I meant that if you can tell that x was stored to, then it must have been
stored a value lesser than or equal to TIME(). That's the other assertion I
said:
assert(w == INT64_MAX || w <= TIME());
Specifically, we should be seeing:
x = INT64_MAX
y = 0
now = arbitrary value away from INT64_MAX
T1:
temp = TIME() // a.k.a. now.load(acquire)
x.store(temp, relaxed)
y.store(1, relaxed)
T2:
temp1 = x.load(relaxed)
temp2 = y.load(relaxed)
temp3 = TIME() // a.k.a. now.load(acquire)
assert(temp1 == INT64_MAX || temp1 <= temp3)
if (temp2)
assert(temp1 <= temp3)
Timing thread:
while (1) {
nanosleep(1);
now.fetch_add(1, release)
}
In this scenario, I think we can be certain the first assertion is always true.

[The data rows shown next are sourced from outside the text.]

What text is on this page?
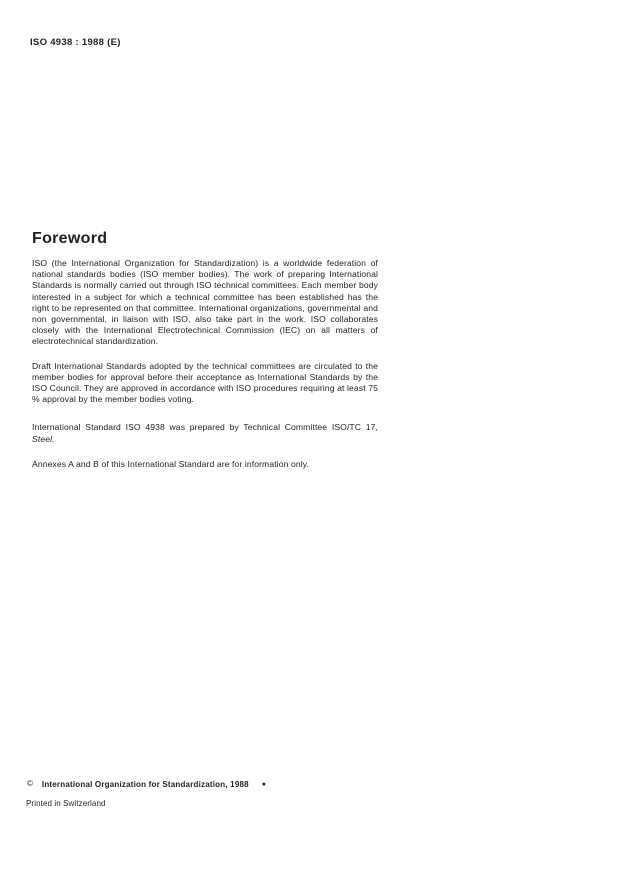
ISO 4938 : 1988 (E)
Foreword

ISO (the International Organization for Standardization) is a worldwide federation of national standards bodies (ISO member bodies). The work of preparing International Standards is normally carried out through ISO technical committees. Each member body interested in a subject for which a technical committee has been established has the right to be represented on that committee. International organizations, governmental and non governmental, in liaison with ISO, also take part in the work. ISO collaborates closely with the International Electrotechnical Commission (IEC) on all matters of electrotechnical standardization.

Draft International Standards adopted by the technical committees are circulated to the member bodies for approval before their acceptance as International Standards by the ISO Council. They are approved in accordance with ISO procedures requiring at least 75 % approval by the member bodies voting.

International Standard ISO 4938 was prepared by Technical Committee ISO/TC 17, Steel.

Annexes A and B of this International Standard are for information only.

© International Organization for Standardization, 1988 ●
Printed in Switzerland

The now.load() in T1 happens-before the store to x in that thread (a younger
load or store cannot bypass a the barrier) and the x.load() in T2 happens-
before the now.load() (an older load cannot bypass the barrier). Therefore, if
temp1 != INT64_MAX, then temp3 cannot be a value less than temp1.
The second assertion is not necessary, as you said. But this is now entirely
inside of the control of the programmer and should simply be developed to use
proper lock-free atomic semantics.
-- Thiago Macieira - thiago (AT) macieira.info - thiago (AT) kde.org Principal Engineer - Intel Data Center - Platform & Sys. Eng.